Quadrinhos Educam Jovens e Adultos sobre Assédio e Violência de Gênero no Trabalho
Em uma iniciativa inovadora, pedagogos da Universidade do Estado de São Paulo (USP) integraram quadrinhos em apostilas da Educação de Jovens e Adultos (EJA) para abordar temas sensíveis como assédio moral e violência de gênero no ambiente profissional.
A proposta utiliza a personagem Engenheira Eugênia, uma criação de 2013 do coletivo de mulheres da Federação Interestadual de Sindicato de Engenheiros (Fisenge). A personagem nasceu para dar voz às mulheres da engenharia e suas lutas por direitos trabalhistas, e agora, em 2026, contribui para a conscientização de alunos da EJA.
Conforme Simone Baía, diretora do coletivo e cocriadora do projeto, a necessidade de um instrumento de comunicação acessível era imensa em uma categoria predominantemente masculina. As tirinhas em quadrinhos se tornaram a solução para transmitir informações sobre temas como assédio, violência contra a mulher e combate à discriminação.
Engenheira Eugênia: Voz contra o Assédio e a Discriminação
Um dos quadrinhos selecionados para a EJA retrata a Engenheira Eugênia sofrendo assédio moral de seu chefe, que a desqualifica por ser mulher. A atividade proposta vai além da leitura, incentivando os estudantes a reconhecerem essas situações e a refletirem sobre respeito, igualdade e direitos no trabalho.

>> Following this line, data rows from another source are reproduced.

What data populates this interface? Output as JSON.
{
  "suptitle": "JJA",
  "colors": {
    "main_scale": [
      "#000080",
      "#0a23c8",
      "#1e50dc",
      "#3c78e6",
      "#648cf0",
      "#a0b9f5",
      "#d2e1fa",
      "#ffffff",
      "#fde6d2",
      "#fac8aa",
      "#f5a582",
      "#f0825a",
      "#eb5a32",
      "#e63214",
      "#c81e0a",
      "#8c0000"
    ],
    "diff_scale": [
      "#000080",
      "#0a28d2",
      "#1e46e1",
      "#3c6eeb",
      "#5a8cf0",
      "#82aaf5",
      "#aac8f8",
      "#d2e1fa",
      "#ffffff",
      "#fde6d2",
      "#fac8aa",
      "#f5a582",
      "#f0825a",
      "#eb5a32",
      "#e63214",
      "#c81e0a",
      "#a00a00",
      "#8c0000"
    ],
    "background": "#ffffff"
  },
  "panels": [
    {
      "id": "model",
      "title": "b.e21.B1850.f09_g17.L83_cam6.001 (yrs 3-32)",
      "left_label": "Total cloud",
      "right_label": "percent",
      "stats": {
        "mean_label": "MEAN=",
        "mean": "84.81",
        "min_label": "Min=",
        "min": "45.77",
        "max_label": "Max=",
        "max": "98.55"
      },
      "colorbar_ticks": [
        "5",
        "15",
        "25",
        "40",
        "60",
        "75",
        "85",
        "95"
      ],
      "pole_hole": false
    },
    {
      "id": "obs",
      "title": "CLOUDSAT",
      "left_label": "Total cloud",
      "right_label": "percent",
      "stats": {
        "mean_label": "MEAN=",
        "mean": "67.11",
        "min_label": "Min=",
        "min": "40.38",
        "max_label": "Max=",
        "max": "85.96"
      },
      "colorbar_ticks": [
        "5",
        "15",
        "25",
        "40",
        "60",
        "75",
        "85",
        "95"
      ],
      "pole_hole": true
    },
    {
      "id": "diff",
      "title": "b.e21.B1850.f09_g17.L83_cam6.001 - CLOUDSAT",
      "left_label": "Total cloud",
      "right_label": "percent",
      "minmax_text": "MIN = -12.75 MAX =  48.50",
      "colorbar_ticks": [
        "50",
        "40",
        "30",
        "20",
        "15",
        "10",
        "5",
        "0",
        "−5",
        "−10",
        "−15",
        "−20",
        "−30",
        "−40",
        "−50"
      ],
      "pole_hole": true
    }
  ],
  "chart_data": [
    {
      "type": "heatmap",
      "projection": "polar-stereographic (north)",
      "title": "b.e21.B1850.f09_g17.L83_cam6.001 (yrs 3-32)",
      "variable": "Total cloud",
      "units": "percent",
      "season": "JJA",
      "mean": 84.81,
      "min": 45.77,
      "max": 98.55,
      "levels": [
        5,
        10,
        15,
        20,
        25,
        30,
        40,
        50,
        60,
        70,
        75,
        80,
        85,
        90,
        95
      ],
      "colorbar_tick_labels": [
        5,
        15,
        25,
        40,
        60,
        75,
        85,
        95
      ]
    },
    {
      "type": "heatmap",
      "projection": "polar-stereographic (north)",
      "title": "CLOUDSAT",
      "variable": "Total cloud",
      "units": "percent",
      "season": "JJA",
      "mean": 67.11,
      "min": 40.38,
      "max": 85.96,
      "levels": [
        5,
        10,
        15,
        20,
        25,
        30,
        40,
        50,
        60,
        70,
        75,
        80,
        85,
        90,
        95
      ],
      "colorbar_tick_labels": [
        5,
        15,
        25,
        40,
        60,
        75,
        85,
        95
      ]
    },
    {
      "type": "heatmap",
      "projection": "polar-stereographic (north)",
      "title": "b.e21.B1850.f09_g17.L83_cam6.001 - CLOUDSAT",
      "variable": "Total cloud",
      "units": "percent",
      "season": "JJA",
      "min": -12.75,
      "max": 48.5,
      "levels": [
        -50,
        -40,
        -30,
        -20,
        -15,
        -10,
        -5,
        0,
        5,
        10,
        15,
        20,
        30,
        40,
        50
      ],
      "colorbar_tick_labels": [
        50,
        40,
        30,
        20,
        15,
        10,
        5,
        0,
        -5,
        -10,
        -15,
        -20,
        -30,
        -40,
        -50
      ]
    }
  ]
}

A iniciativa da Fisenge não se limita à EJA. O projeto “Viaduto Literário” já apresentou os quadrinhos para crianças na comunidade do Morro da Providência, no Rio de Janeiro, com o objetivo de conscientizá-las sobre oportunidades e representatividade profissional.
Simone Baía destaca que a personagem é uma mulher negra, engenheira com 15 anos de carreira, mãe e divorciada, buscando quebrar estereótipos e gerar identificação com a realidade de muitas mulheres que enfrentam a “jornada dupla”.
Quadrinhos Rompendo Barreiras e Estereótipos
O coletivo da Fisenge entende que é fundamental desmistificar a ideia de que a engenharia é uma profissão exclusiva para pessoas ricas, aproximando a área de questões sociais relevantes. A representatividade é um pilar importante para o projeto, visando inspirar novas gerações.
A Engenheira Eugênia já foi traduzida para o inglês, apresentada em fóruns internacionais e transformada em animação. Em 2016, a iniciativa foi reconhecida com o Prêmio Anamatra de Direitos Humanos na categoria comunicação sindical.
Educação como Ferramenta de Transformação Social
Para Simone Baía, os sindicatos têm o papel de criar pontes de diálogo com a sociedade, e a educação é uma ferramenta essencial para essa transformação. A integração dos quadrinhos na EJA reforça esse compromisso, promovendo a conscientização sobre violência de gênero no ambiente de trabalho.
“A gente mantém esse trabalho porque nós entendemos que é uma forma importante de comunicação, de discussão, e a gente quer uma sociedade melhor. Então entendemos que ela pode contribuir com isso também. Discutir é o primeiro passo para mudar alguma coisa”, afirma Simone Baía.
Impacto e Reconhecimento da Iniciativa
A Engenheira Eugênia se tornou um símbolo de resistência e conscientização. A personagem, que já inspirou diversas ações, demonstra o poder dos quadrinhos como ferramenta educativa e de mobilização social. O projeto da Fisenge, ao chegar à EJA e a comunidades infantis, reafirma a importância de discutir direitos e combater desigualdades desde cedo.
A iniciativa ganhou destaque e o reconhecimento da comunidade jurídica e sindical, comprovando a eficácia da comunicação por meio de histórias em quadrinhos. O trabalho continua a expandir seu alcance, traduzindo a personagem e adaptando suas histórias para diferentes públicos e contextos, sempre com o objetivo de promover uma sociedade mais justa e igualitária.